The current economic environment and its corresponding budget pressures have left many EMS agencies struggling to secure funds to replace and/or add equipment, provide training, etc. Given increasing concerns for personnel safety and demand for services, the task becomes even more complex.

While many departments rely on multiple sources of revenue, taxes, including property, sales, income, etc., provide the bulk of the funding. But many agencies find it difficult, if not impossible, to increase taxes to a level necessary to cover costs.

Grants are one way departments can fill in the gaps. The Federal Emergency Management Agency (FEMA) is fiscally responsible for about 17,000 open grants and is programmatically responsible for more than two-thirds of those. In 2009, FEMA awarded and provided oversight for more than $10.6 billion in grants through approximately 50 programs to state, territorial and local communities, and critical infrastructure systems.

Elizabeth Harman, assistant administrator, FEMA Grants Program Directorate, offers the following advice when applying for FEMA grants:

EMSResponder: What FEMA grant opportunities are available specifically for the public safety community?
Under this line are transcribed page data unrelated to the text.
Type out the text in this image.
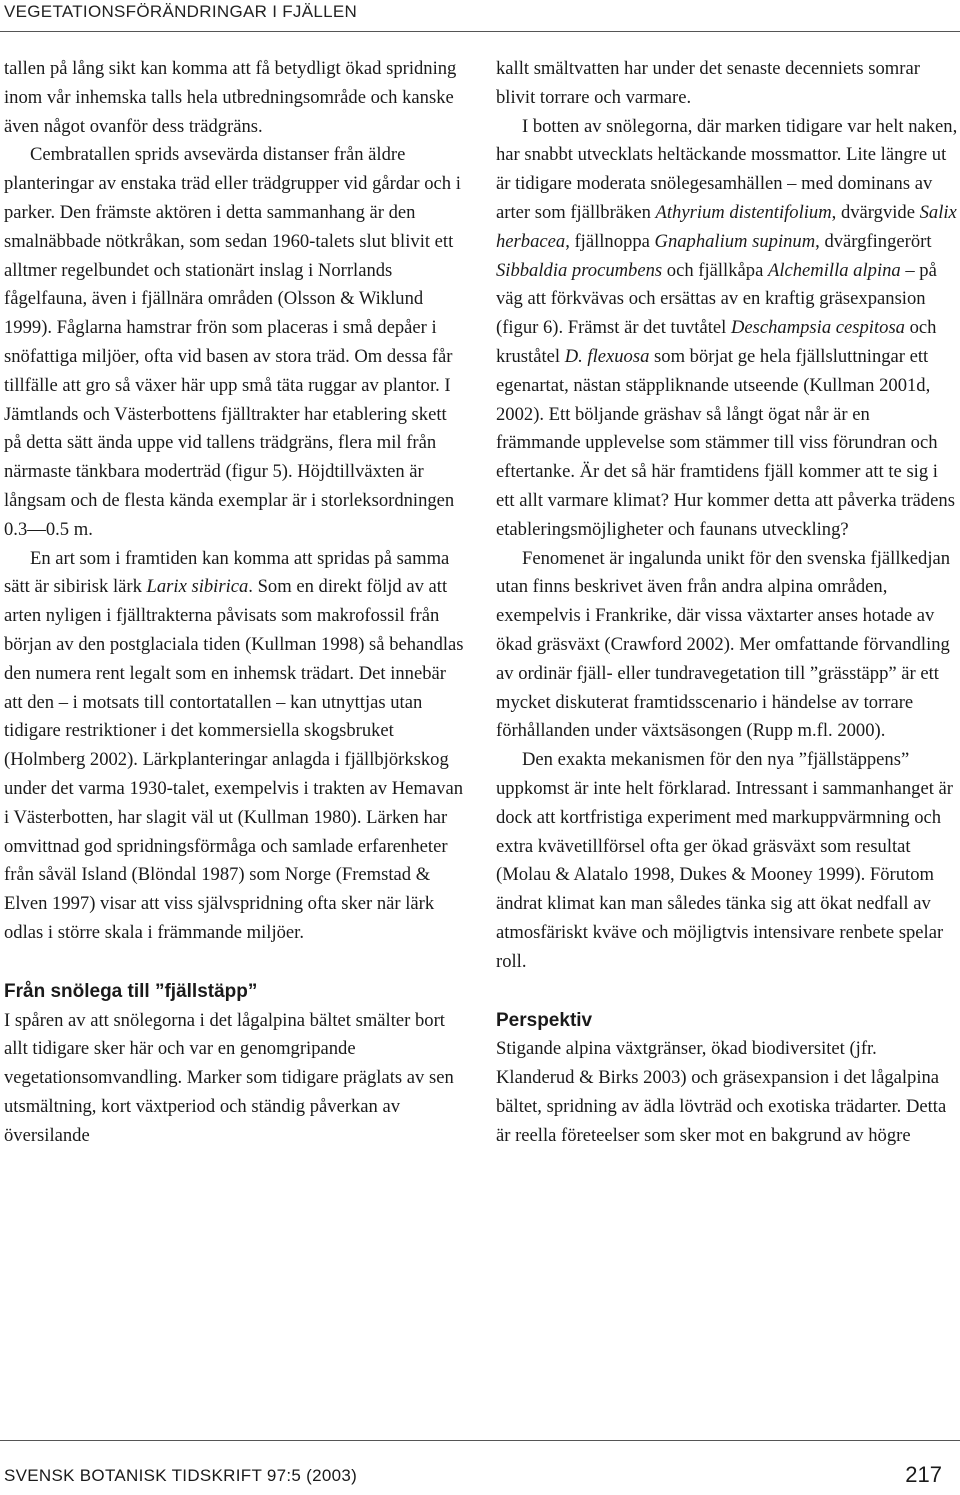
VEGETATIONSFÖRÄNDRINGAR I FJÄLLEN

tallen på lång sikt kan komma att få betydligt ökad spridning inom vår inhemska talls hela utbredningsområde och kanske även något ovanför dess trädgräns.

Cembratallen sprids avsevärda distanser från äldre planteringar av enstaka träd eller trädgrupper vid gårdar och i parker. Den främste aktören i detta sammanhang är den smalnäbbade nötkråkan, som sedan 1960-talets slut blivit ett alltmer regelbundet och stationärt inslag i Norrlands fågelfauna, även i fjällnära områden (Olsson & Wiklund 1999). Fåglarna hamstrar frön som placeras i små depåer i snöfattiga miljöer, ofta vid basen av stora träd. Om dessa får tillfälle att gro så växer här upp små täta ruggar av plantor. I Jämtlands och Västerbottens fjälltrakter har etablering skett på detta sätt ända uppe vid tallens trädgräns, flera mil från närmaste tänkbara moderträd (figur 5). Höjdtillväxten är långsam och de flesta kända exemplar är i storleksordningen 0.3—0.5 m.

En art som i framtiden kan komma att spridas på samma sätt är sibirisk lärk Larix sibirica. Som en direkt följd av att arten nyligen i fjälltrakterna påvisats som makrofossil från början av den postglaciala tiden (Kullman 1998) så behandlas den numera rent legalt som en inhemsk trädart. Det innebär att den – i motsats till contortatallen – kan utnyttjas utan tidigare restriktioner i det kommersiella skogsbruket (Holmberg 2002). Lärkplanteringar anlagda i fjällbjörkskog under det varma 1930-talet, exempelvis i trakten av Hemavan i Västerbotten, har slagit väl ut (Kullman 1980). Lärken har omvittnad god spridningsförmåga och samlade erfarenheter från såväl Island (Blöndal 1987) som Norge (Fremstad & Elven 1997) visar att viss självspridning ofta sker när lärk odlas i större skala i främmande miljöer.

Från snölega till ”fjällstäpp”

I spåren av att snölegorna i det lågalpina bältet smälter bort allt tidigare sker här och var en genomgripande vegetationsomvandling. Marker som tidigare präglats av sen utsmältning, kort växtperiod och ständig påverkan av översilande

kallt smältvatten har under det senaste decenniets somrar blivit torrare och varmare.

I botten av snölegorna, där marken tidigare var helt naken, har snabbt utvecklats heltäckande mossmattor. Lite längre ut är tidigare moderata snölegesamhällen – med dominans av arter som fjällbräken Athyrium distentifolium, dvärgvide Salix herbacea, fjällnoppa Gnaphalium supinum, dvärgfingerört Sibbaldia procumbens och fjällkåpa Alchemilla alpina – på väg att förkvävas och ersättas av en kraftig gräsexpansion (figur 6). Främst är det tuvtåtel Deschampsia cespitosa och kruståtel D. flexuosa som börjat ge hela fjällsluttningar ett egenartat, nästan stäppliknande utseende (Kullman 2001d, 2002). Ett böljande gräshav så långt ögat når är en främmande upplevelse som stämmer till viss förundran och eftertanke. Är det så här framtidens fjäll kommer att te sig i ett allt varmare klimat? Hur kommer detta att påverka trädens etableringsmöjligheter och faunans utveckling?

Fenomenet är ingalunda unikt för den svenska fjällkedjan utan finns beskrivet även från andra alpina områden, exempelvis i Frankrike, där vissa växtarter anses hotade av ökad gräsväxt (Crawford 2002). Mer omfattande förvandling av ordinär fjäll- eller tundravegetation till ”grässtäpp” är ett mycket diskuterat framtidsscenario i händelse av torrare förhållanden under växtsäsongen (Rupp m.fl. 2000).

Den exakta mekanismen för den nya ”fjällstäppens” uppkomst är inte helt förklarad. Intressant i sammanhanget är dock att kortfristiga experiment med markuppvärmning och extra kvävetillförsel ofta ger ökad gräsväxt som resultat (Molau & Alatalo 1998, Dukes & Mooney 1999). Förutom ändrat klimat kan man således tänka sig att ökat nedfall av atmosfäriskt kväve och möjligtvis intensivare renbete spelar roll.

Perspektiv

Stigande alpina växtgränser, ökad biodiversitet (jfr. Klanderud & Birks 2003) och gräsexpansion i det lågalpina bältet, spridning av ädla lövträd och exotiska trädarter. Detta är reella företeelser som sker mot en bakgrund av högre

SVENSK BOTANISK TIDSKRIFT 97:5 (2003)	217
Harman: The entire suite of FEMA preparedness grant programs support the public safety community. The Homeland Security Grant Program (HSGP) is the largest program and provides funds to build capabilities at the state and local levels and to implement the goals and objectives included in state homeland security strategies and initiatives in their State Preparedness Report.

Other programs such as the Interoperable Emergency Communications Program (IECGP), Port Security Grant Program (PSGP), and the Buffer Zone Protection Program (BZPP), seek to build additional capabilities to support state and local first responders. The entire suite of grant programs can be found by visiting

The Grant Programs Directorate (GPD) maintains a suite of grant programs which provide direct financial assistance to fire departments and nonaffiliated EMS organizations to enhance their capabilities with respect to fire and related hazards, as well as overall preparedness.
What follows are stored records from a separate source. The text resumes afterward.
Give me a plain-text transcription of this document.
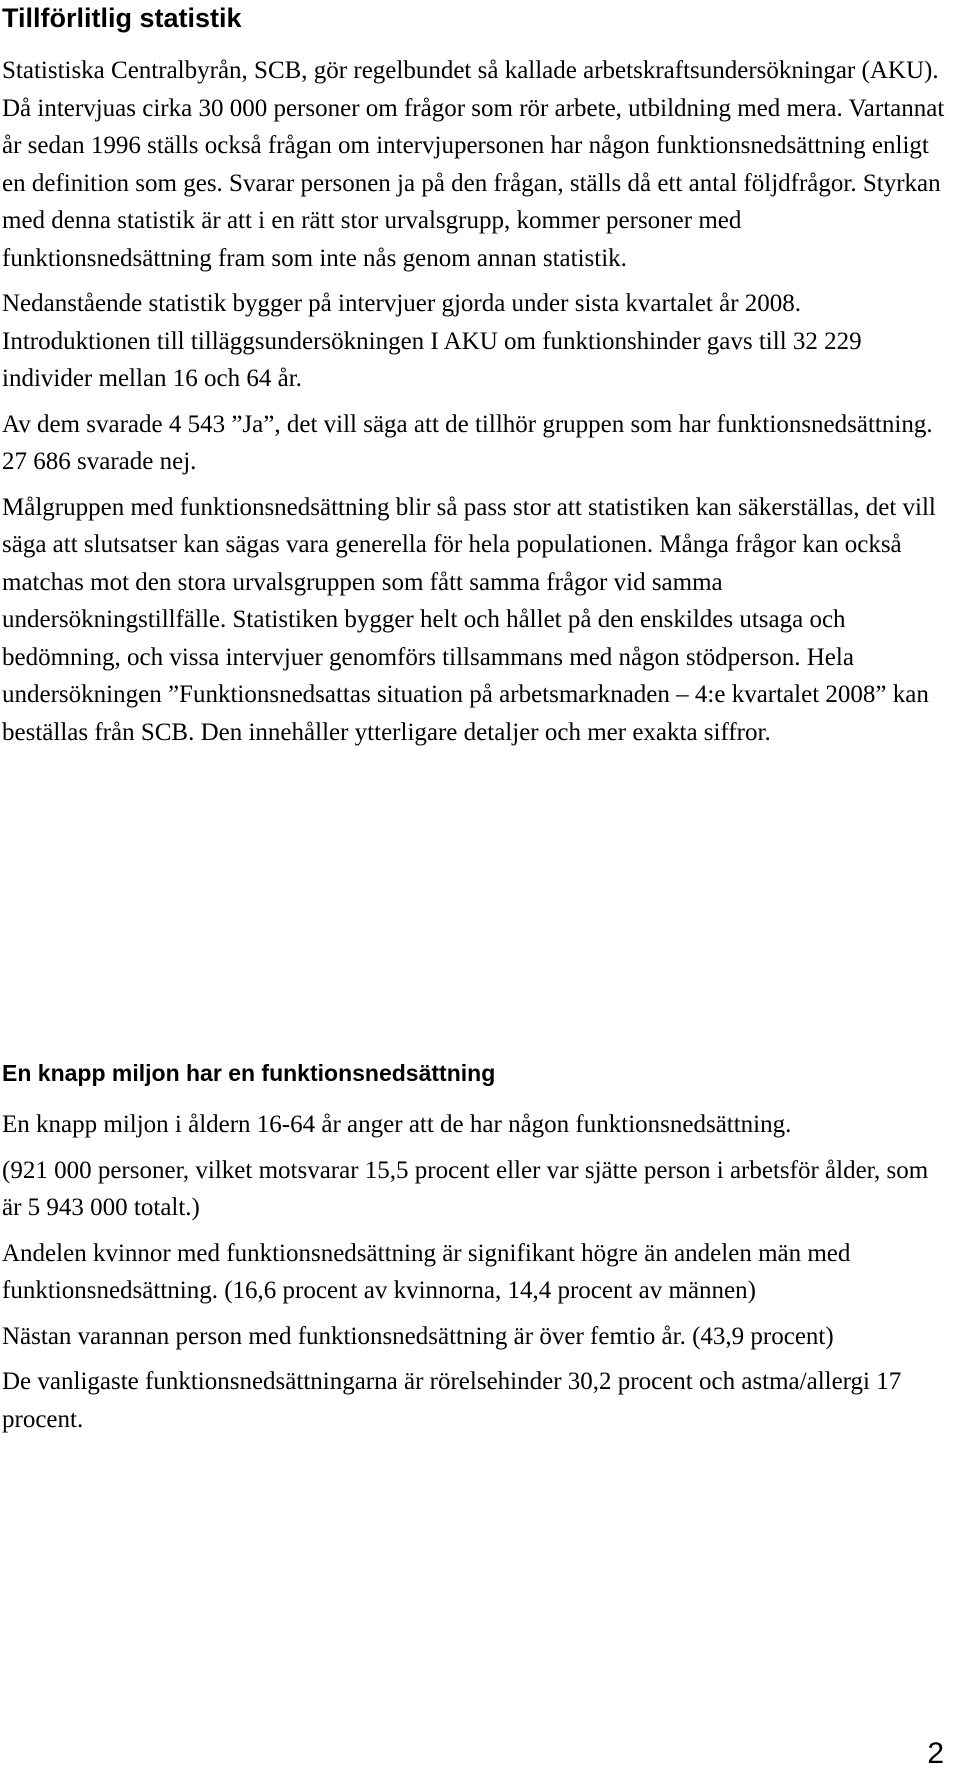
Tillförlitlig statistik

Statistiska Centralbyrån, SCB, gör regelbundet så kallade arbetskraftsundersökningar (AKU). Då intervjuas cirka 30 000 personer om frågor som rör arbete, utbildning med mera. Vartannat år sedan 1996 ställs också frågan om intervjupersonen har någon funktionsnedsättning enligt en definition som ges. Svarar personen ja på den frågan, ställs då ett antal följdfrågor. Styrkan med denna statistik är att i en rätt stor urvalsgrupp, kommer personer med funktionsnedsättning fram som inte nås genom annan statistik.

Nedanstående statistik bygger på intervjuer gjorda under sista kvartalet år 2008. Introduktionen till tilläggsundersökningen I AKU om funktionshinder gavs till 32 229 individer mellan 16 och 64 år.

Av dem svarade 4 543 ”Ja”, det vill säga att de tillhör gruppen som har funktionsnedsättning. 27 686 svarade nej.

Målgruppen med funktionsnedsättning blir så pass stor att statistiken kan säkerställas, det vill säga att slutsatser kan sägas vara generella för hela populationen. Många frågor kan också matchas mot den stora urvalsgruppen som fått samma frågor vid samma undersökningstillfälle. Statistiken bygger helt och hållet på den enskildes utsaga och bedömning, och vissa intervjuer genomförs tillsammans med någon stödperson. Hela undersökningen ”Funktionsnedsattas situation på arbetsmarknaden – 4:e kvartalet 2008” kan beställas från SCB. Den innehåller ytterligare detaljer och mer exakta siffror.

En knapp miljon har en funktionsnedsättning

En knapp miljon i åldern 16-64 år anger att de har någon funktionsnedsättning.

(921 000 personer, vilket motsvarar 15,5 procent eller var sjätte person i arbetsför ålder, som är 5 943 000 totalt.)

Andelen kvinnor med funktionsnedsättning är signifikant högre än andelen män med funktionsnedsättning. (16,6 procent av kvinnorna, 14,4 procent av männen)

Nästan varannan person med funktionsnedsättning är över femtio år. (43,9 procent)

De vanligaste funktionsnedsättningarna är rörelsehinder 30,2 procent och astma/allergi 17 procent.

2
Since most GPD grants are awarded to the State Administrative Agencies (SAA), which are appointed by the governors, it is critical for emergency management agencies to forge relationships with their SAA to ensure they have a seat at the table when funding allocation decisions are made. The SAA helps to ensure coordination between Federal and State and local preparedness partners. Collaboration between partners ensures compliance in supporting the integration of local emergency management initiatives.

EMSResponder: What are some of the biggest mistakes applicants make?
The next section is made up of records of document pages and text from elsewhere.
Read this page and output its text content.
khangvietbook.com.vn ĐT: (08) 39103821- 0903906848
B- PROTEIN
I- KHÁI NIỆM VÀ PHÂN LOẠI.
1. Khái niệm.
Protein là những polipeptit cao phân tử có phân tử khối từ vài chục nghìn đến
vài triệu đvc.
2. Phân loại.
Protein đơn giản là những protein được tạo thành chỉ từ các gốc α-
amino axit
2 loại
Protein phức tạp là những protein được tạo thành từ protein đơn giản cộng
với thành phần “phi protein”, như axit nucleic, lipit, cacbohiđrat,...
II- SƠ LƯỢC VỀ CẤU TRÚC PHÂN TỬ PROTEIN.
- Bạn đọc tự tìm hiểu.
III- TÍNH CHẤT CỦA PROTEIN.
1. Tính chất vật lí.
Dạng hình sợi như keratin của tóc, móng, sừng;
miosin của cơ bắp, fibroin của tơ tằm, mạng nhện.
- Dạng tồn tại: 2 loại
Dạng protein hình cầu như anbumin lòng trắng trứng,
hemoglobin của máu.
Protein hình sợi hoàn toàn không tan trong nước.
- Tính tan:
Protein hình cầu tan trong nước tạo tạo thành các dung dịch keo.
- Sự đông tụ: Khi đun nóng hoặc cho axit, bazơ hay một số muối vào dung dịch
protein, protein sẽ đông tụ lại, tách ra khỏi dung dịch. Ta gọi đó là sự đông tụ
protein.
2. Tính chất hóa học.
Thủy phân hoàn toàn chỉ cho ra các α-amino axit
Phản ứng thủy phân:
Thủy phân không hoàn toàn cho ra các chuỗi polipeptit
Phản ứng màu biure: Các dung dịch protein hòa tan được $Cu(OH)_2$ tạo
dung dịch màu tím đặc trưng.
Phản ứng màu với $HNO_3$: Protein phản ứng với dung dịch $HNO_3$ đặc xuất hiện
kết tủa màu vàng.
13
Harman: The most important action any applicant can take is to read the grant guidance thoroughly. FEMA receives thousands of applications on an annual basis. Many of these applications are reviewed by a peer review panel. It's essential that applicants completely understand the application process and the associated parameters of each individual program. FEMA established a dedicated helpline to assist applicants during the application process. In addition, FEMA performs periodic regional stakeholder outreach sessions with potential applicants.

The top 5 mistakes applicants make:

  • Applicant's request does not match program priorities.
  • Proposed project does not show significant improvement to current operations.
  • Applicant cannot demonstrate the ability to sustain the project with their own resources in the long-term.
  • Applicant does not provide adequate details about how the community's needs were identified.
  • Budget request is too vague (i.e, a line item for $100K that says "services"). Be as specific as possible in budget requests.

EMSResponder: Can you share some top tips for successful grant applications?

Harman: Again, the most important tip is to read and understand the grant guidance and application process. FEMA is more than willing to assist applicants during this process. In addition, FEMA is looking for applications that can build preparedness capabilities and applicants that can demonstrate the ability to sustain these programs over the long-term. Applications that tie into a long-term strategic plan are also looked at favorably.

The top 5 tips for a successful application:

  • Read the application thoroughly.
  • If you need assistance, call the awarding agency prior to submitting the application.
  • Closely follow the parameters outlined in the guidance when completing the application. Do not exceed maximum character or page limits.
  • Do not use acronyms. Assume that the person reviewing your application has not heard of your organization.
  • Ensure there is a plan in place (strategy, Standard Operating Procedures, etc.) from which this application/request is being derived.

EMSResponder: What should agencies be aware of in terms of any compliance with grant requirements after they receive the monies?

Harman: Compliance with grant requirements is of the utmost importance. All grant requirements are listed in the grant guidelines and application kit, so grantees should make themselves familiar with those documents. FEMA is here to help grantees understand the rules and regulations if assistance is needed. In addition, FEMA monitoring visits are a useful tool for both the awarding agency and the grantee to understand the current status of their compliance.

The top 5 compliance mistakes grantees make:

  • Starting work on the project before receiving approval from the awarding agency.
  • Submitting progress reports late.
  • Supplanting state/local budgets with federal funding.
  • Not completing the project in accordance with the grant rules and regulations.
  • Co-mingling of grant funding. Grantees must ensure that each grant that they received is accounted for separately and documented carefully.